如果配置文件disabled指定的非*,则最终使能的插件为配置文件enable指定的插件和默认使能的插件的合集
//pkg/sheduler/apis/config/v1beta2/default_plugins.go
// mergePlugins merges the custom set into the given default one, handling disabled sets.
func mergePlugins(defaultPlugins, customPlugins *v1beta2.Plugins) *v1beta2.Plugins {
if customPlugins == nil {
return defaultPlugins
}
defaultPlugins.QueueSort = mergePluginSet(defaultPlugins.QueueSort, customPlugins.QueueSort)
defaultPlugins.PreFilter = mergePluginSet(defaultPlugins.PreFilter, customPlugins.PreFilter)
defaultPlugins.Filter = mergePluginSet(defaultPlugins.Filter, customPlugins.Filter)
defaultPlugins.PostFilter = mergePluginSet(defaultPlugins.PostFilter, customPlugins.PostFilter)
defaultPlugins.PreScore = mergePluginSet(defaultPlugins.PreScore, customPlugins.PreScore)
defaultPlugins.Score = mergePluginSet(defaultPlugins.Score, customPlugins.Score)
defaultPlugins.Reserve = mergePluginSet(defaultPlugins.Reserve, customPlugins.Reserve)
defaultPlugins.Permit = mergePluginSet(defaultPlugins.Permit, customPlugins.Permit)
defaultPlugins.PreBind = mergePluginSet(defaultPlugins.PreBind, customPlugins.PreBind)
defaultPlugins.Bind = mergePluginSet(defaultPlugins.Bind, customPlugins.Bind)
defaultPlugins.PostBind = mergePluginSet(defaultPlugins.PostBind, customPlugins.PostBind)
return defaultPlugins
}
func mergePluginSet(defaultPluginSet, customPluginSet v1beta2.PluginSet) v1beta2.PluginSet {
disabledPlugins := sets.NewString()
enabledCustomPlugins := make(map[string]pluginIndex)
// replacedPluginIndex is a set of index of plugins, which have replaced the default plugins.

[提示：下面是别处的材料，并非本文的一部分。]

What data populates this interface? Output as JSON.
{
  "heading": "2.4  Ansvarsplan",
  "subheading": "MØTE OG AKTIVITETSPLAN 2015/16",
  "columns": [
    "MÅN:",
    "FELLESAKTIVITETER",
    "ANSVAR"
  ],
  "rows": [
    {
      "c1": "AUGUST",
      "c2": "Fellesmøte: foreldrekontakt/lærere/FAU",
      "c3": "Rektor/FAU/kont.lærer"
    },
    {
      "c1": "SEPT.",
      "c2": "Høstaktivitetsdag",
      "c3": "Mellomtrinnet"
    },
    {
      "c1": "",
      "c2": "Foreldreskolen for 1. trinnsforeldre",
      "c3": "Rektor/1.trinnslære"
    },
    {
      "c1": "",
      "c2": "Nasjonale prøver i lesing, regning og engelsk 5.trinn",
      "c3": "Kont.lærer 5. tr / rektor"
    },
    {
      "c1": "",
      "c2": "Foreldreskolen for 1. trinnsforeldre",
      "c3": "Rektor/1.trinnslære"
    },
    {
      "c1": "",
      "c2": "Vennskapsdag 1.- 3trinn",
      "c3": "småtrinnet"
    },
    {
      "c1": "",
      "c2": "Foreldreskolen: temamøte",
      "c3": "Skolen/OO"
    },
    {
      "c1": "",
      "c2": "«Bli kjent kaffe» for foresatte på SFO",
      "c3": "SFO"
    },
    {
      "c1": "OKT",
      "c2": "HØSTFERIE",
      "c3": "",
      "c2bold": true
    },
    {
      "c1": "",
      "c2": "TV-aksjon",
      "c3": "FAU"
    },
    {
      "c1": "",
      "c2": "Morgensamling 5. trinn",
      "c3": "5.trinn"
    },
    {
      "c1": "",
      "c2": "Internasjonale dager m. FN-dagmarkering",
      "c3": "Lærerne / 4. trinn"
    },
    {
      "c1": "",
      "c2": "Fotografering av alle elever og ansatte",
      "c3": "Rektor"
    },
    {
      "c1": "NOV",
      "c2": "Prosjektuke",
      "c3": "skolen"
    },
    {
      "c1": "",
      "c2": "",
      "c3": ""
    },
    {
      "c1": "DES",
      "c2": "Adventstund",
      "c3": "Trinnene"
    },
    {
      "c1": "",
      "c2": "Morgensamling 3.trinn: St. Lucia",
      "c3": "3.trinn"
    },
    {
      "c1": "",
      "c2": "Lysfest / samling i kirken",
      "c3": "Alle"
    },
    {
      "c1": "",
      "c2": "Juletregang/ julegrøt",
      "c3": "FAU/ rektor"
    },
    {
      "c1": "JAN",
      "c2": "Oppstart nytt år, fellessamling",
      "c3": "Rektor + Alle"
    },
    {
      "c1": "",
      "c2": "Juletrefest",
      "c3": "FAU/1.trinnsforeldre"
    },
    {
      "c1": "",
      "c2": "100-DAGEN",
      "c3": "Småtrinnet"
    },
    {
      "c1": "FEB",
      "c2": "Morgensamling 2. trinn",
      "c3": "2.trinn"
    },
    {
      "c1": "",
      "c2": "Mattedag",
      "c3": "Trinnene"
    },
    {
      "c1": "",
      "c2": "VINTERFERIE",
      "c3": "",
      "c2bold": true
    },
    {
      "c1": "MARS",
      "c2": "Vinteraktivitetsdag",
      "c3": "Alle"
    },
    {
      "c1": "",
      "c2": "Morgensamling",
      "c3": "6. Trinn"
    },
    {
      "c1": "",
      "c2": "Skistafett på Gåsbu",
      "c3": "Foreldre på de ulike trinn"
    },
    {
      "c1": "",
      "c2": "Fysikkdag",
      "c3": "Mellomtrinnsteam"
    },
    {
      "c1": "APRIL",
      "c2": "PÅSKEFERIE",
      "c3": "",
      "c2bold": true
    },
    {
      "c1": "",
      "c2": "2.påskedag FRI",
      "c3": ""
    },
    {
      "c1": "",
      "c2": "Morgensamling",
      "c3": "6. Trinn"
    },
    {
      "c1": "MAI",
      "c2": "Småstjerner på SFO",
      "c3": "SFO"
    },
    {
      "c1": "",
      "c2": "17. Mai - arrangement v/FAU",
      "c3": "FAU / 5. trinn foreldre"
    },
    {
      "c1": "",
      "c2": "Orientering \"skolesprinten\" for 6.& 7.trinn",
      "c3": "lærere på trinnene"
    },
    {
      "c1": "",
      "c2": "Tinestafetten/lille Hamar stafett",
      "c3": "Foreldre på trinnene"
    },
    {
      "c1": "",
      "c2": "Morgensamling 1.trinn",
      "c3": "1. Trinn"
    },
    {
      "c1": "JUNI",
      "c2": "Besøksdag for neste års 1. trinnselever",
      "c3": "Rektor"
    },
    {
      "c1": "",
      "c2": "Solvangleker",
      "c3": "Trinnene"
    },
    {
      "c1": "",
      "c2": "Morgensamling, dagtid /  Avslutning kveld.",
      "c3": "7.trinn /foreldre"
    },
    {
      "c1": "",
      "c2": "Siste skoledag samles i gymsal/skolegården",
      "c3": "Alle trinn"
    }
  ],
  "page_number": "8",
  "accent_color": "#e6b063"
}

replacedPluginIndex := sets.NewInt()
for _, disabledPlugin := range customPluginSet.Disabled {
disabledPlugins.Insert(disabledPlugin.Name)
}
for index, enabledPlugin := range customPluginSet.Enabled {
enabledCustomPlugins[enabledPlugin.Name] = pluginIndex{index, enabledPlugin}
}
var enabledPlugins []v1beta2.Plugin
if !disabledPlugins.Has("*") {
for _, defaultEnabledPlugin := range defaultPluginSet.Enabled {
if disabledPlugins.Has(defaultEnabledPlugin.Name) {
continue
}
// The default plugin is explicitly re-configured, update the default plugin accordingly.

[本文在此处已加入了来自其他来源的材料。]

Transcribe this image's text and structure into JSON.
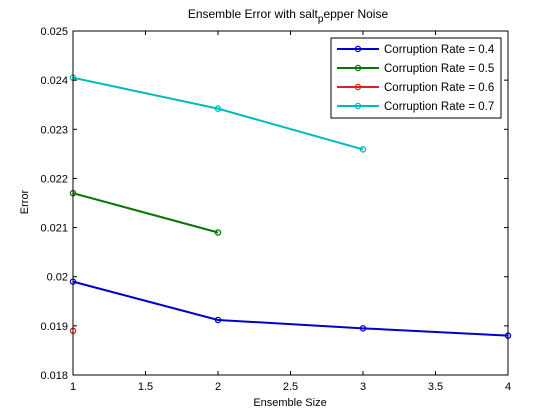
{
  "chart_data": {
    "type": "line",
    "title": "Ensemble Error with salt",
    "title_subscript": "p",
    "title_rest": "epper Noise",
    "xlabel": "Ensemble Size",
    "ylabel": "Error",
    "xlim": [
      1,
      4
    ],
    "ylim": [
      0.018,
      0.025
    ],
    "xticks": [
      "1",
      "1.5",
      "2",
      "2.5",
      "3",
      "3.5",
      "4"
    ],
    "yticks": [
      "0.018",
      "0.019",
      "0.02",
      "0.021",
      "0.022",
      "0.023",
      "0.024",
      "0.025"
    ],
    "legend_position": "top-right",
    "grid": false,
    "series": [
      {
        "name": "Corruption Rate = 0.4",
        "color": "#0000cc",
        "x": [
          1,
          2,
          3,
          4
        ],
        "y": [
          0.0199,
          0.01912,
          0.01895,
          0.0188
        ]
      },
      {
        "name": "Corruption Rate = 0.5",
        "color": "#007700",
        "x": [
          1,
          2
        ],
        "y": [
          0.0217,
          0.0209
        ]
      },
      {
        "name": "Corruption Rate = 0.6",
        "color": "#dd2222",
        "x": [
          1
        ],
        "y": [
          0.0189
        ]
      },
      {
        "name": "Corruption Rate = 0.7",
        "color": "#00bbbb",
        "x": [
          1,
          2,
          3
        ],
        "y": [
          0.02405,
          0.02342,
          0.02259
        ]
      }
    ]
  }
}
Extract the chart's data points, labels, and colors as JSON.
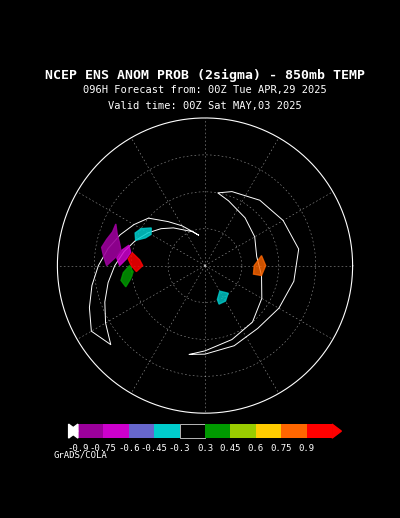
{
  "title_line1": "NCEP ENS ANOM PROB (2sigma) - 850mb TEMP",
  "title_line2": "096H Forecast from: 00Z Tue APR,29 2025",
  "title_line3": "Valid time: 00Z Sat MAY,03 2025",
  "colorbar_values": [
    "-0.9",
    "-0.75",
    "-0.6",
    "-0.45",
    "-0.3",
    "0.3",
    "0.45",
    "0.6",
    "0.75",
    "0.9"
  ],
  "colorbar_colors": [
    "#9b009b",
    "#cc00cc",
    "#6666cc",
    "#00cccc",
    "#000000",
    "#009900",
    "#99cc00",
    "#ffcc00",
    "#ff6600",
    "#ff0000"
  ],
  "colorbar_segment_colors": [
    "#ff0000",
    "#ff6600",
    "#ffcc00",
    "#99cc00",
    "#009900",
    "#000000",
    "#00cccc",
    "#6666cc",
    "#cc00cc",
    "#9b009b"
  ],
  "background_color": "#000000",
  "text_color": "#ffffff",
  "watermark": "GrADS/COLA",
  "fig_width": 4.0,
  "fig_height": 5.18,
  "dpi": 100
}
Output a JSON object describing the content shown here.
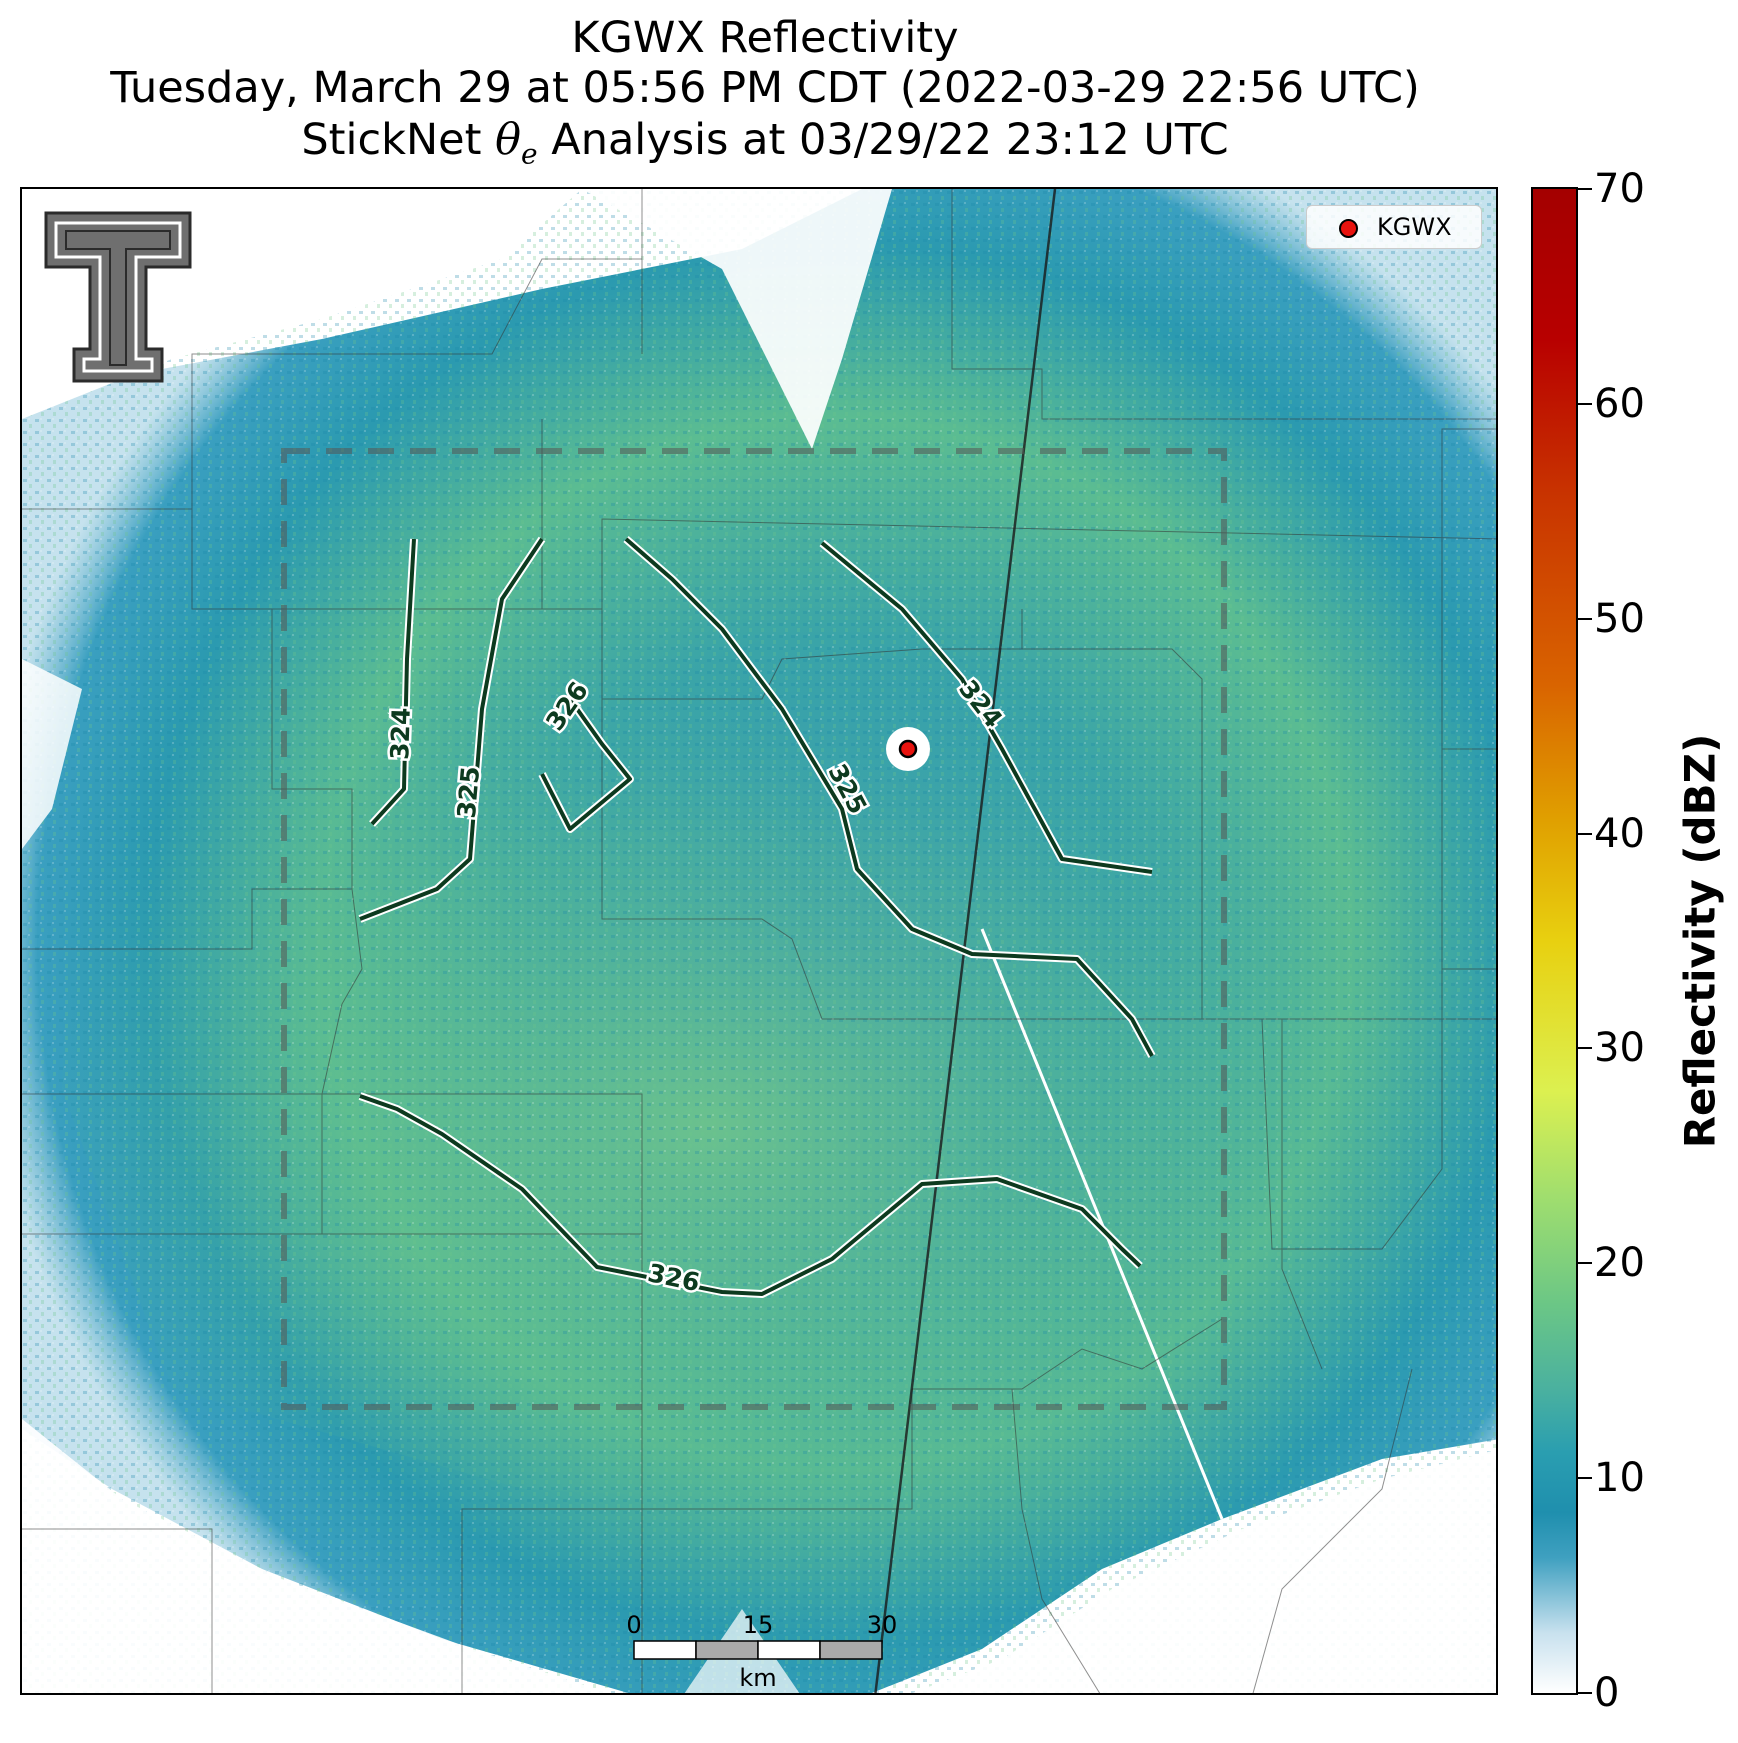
{
  "title": {
    "line1": "KGWX Reflectivity",
    "line2": "Tuesday, March 29 at 05:56 PM CDT (2022-03-29 22:56 UTC)",
    "line3_prefix": "StickNet ",
    "line3_theta": "θ",
    "line3_sub": "e",
    "line3_suffix": " Analysis at 03/29/22 23:12 UTC"
  },
  "legend": {
    "label": "KGWX",
    "marker_color": "#e8130f"
  },
  "colorbar": {
    "label": "Reflectivity (dBZ)",
    "ticks": [
      "0",
      "10",
      "20",
      "30",
      "40",
      "50",
      "60",
      "70"
    ],
    "range": [
      0,
      70
    ]
  },
  "contours": {
    "color": "#0d3a1f",
    "labels": [
      "324",
      "324",
      "325",
      "325",
      "326",
      "326"
    ]
  },
  "scalebar": {
    "ticks": [
      "0",
      "15",
      "30"
    ],
    "unit": "km"
  },
  "colors": {
    "radar_low": "#1f8fae",
    "radar_mid": "#4fb39a",
    "radar_high": "#8fd27a"
  }
}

if customPlugin, ok := enabledCustomPlugins[defaultEnabledPlugin.Name]; ok {
klog.InfoS("Default plugin is explicitly re-configured; overriding", "plugin", defaultEnabledPlugin.Name)
// Update the default plugin in place to preserve order.
defaultEnabledPlugin = customPlugin.plugin
replacedPluginIndex.Insert(customPlugin.index)
}
enabledPlugins = append(enabledPlugins, defaultEnabledPlugin)
}
}
// Append all the custom plugins which haven't replaced any default plugins.
// Note: duplicated custom plugins will still be appended here.
// If so, the instantiation of scheduler framework will detect it and abort.
for index, plugin := range customPluginSet.Enabled {
if !replacedPluginIndex.Has(index) {
enabledPlugins = append(enabledPlugins, plugin)
}
}
return v1beta2.PluginSet{Enabled: enabledPlugins}
}
d. 如果指定了config,但是config中没有指定default-scheduler调度器配置,那创建pod时,pod.Spec.SchedulerName也没有赋值,会调度成功吗? 还会有默认调度器default-scheduler吗?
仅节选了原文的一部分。